Watch a few minutes of C-SPAN and you quickly realize that most political speeches are ordinary and predictable. They contain stock phrases and tired terminology, not the inspired poetry of great oratory.
That means political speech-writing ought to be automatable. In other words, it's just a matter of stringing together a series of building-block terms ("death tax," "budget request," "clean coal") in the right sort of order.
And that's basically what the algorithm developed by Valentin Kassarnig, a researcher at the University of Massachusetts, Amherst, does. It follows the convention of hundreds of real speeches to create new speeches. See if you can tell that the following was computer-written:
Mr. Speaker. For years, honest but unfortunate consumers have had the ability to plead their case to come under bankruptcy protection and have their reasonable and valid debts discharged. The way the system is supposed to work, the bankruptcy court evaluates various factors including income, assets and debt to determine what debts can be paid and how consumers can get back on their feet. They need to have money to pay for child care. They need transportation. It allows them to get reestablished, and we think this is certainly very helpful..

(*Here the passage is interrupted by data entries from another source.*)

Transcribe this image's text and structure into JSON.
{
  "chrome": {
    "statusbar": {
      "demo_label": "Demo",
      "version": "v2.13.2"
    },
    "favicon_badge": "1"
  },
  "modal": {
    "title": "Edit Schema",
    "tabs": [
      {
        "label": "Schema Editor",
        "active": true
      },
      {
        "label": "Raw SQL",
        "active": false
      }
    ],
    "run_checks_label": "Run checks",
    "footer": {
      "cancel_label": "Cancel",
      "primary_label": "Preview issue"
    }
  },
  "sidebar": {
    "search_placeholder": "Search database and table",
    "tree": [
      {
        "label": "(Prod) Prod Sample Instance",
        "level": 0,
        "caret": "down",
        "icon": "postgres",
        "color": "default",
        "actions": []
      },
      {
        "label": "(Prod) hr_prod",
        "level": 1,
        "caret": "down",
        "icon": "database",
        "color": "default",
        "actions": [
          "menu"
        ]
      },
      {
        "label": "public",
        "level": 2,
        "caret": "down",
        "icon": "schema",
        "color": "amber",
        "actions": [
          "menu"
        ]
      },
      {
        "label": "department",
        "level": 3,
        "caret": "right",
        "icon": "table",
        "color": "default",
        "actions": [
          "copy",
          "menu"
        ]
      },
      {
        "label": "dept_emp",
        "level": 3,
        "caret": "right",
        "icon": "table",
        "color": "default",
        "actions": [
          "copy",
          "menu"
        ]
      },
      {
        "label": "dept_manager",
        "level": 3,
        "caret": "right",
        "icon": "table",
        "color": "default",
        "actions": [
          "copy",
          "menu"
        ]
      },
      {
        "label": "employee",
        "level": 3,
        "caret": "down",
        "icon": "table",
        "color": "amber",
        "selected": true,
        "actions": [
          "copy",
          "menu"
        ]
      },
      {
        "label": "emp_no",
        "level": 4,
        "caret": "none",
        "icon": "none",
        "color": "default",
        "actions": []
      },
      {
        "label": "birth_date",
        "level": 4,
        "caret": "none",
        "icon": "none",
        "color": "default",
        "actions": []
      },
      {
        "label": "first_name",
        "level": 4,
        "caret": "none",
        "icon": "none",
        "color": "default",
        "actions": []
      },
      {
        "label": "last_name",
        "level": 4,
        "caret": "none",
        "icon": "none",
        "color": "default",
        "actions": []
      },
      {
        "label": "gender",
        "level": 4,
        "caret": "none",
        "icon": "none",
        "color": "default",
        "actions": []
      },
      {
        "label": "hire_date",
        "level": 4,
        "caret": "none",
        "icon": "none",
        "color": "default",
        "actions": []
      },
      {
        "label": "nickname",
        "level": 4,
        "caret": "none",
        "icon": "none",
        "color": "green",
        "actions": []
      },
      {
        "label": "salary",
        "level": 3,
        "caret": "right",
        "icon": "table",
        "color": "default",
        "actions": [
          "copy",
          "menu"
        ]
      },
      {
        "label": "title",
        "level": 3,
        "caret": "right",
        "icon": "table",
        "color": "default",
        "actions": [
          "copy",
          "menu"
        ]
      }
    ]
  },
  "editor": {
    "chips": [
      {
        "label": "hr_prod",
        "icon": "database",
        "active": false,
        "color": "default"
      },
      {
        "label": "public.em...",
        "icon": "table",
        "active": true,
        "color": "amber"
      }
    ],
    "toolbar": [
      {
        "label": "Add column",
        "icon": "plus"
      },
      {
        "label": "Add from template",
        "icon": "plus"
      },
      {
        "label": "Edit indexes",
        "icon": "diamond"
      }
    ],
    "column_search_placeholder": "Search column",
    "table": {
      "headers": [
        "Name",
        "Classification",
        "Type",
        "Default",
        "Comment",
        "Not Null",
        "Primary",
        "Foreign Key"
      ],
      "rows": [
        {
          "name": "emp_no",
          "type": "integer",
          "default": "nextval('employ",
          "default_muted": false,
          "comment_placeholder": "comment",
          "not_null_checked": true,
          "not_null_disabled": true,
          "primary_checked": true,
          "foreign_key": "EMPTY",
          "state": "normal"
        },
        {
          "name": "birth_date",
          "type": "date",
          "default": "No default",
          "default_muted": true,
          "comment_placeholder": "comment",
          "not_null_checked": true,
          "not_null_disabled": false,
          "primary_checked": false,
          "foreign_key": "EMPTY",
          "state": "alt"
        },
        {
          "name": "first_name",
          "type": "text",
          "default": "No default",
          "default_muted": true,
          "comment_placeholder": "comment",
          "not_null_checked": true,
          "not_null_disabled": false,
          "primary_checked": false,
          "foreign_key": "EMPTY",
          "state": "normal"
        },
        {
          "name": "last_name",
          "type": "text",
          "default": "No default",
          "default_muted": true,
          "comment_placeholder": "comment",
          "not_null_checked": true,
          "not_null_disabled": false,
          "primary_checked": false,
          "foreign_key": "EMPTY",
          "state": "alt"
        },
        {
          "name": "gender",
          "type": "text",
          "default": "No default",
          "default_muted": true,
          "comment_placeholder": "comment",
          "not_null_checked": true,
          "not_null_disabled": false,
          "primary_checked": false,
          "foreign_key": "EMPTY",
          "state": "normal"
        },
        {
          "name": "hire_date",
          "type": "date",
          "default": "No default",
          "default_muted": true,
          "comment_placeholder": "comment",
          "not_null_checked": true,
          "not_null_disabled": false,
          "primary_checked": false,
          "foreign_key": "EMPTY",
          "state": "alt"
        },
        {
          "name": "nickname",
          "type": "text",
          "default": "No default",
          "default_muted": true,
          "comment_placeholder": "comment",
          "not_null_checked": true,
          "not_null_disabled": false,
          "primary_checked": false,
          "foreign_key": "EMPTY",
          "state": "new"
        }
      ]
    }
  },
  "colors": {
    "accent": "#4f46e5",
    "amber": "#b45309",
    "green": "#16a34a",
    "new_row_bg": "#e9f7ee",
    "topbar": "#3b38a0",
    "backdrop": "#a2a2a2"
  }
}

Kassarnig analyzed 3,857 speech segments from 53 Congressional floor debates in 2005. In all, the dataset includes about 50,000 sentences, each of which contained about 23 words. He identified each speech by whether it was made by a Republican or Democrat, and used both a "language model" (where the computer predicts the sixth word of a string based on the first five) and a "topic model" (which predicts a topic based on the previous subject of the speech) to generate new sentences.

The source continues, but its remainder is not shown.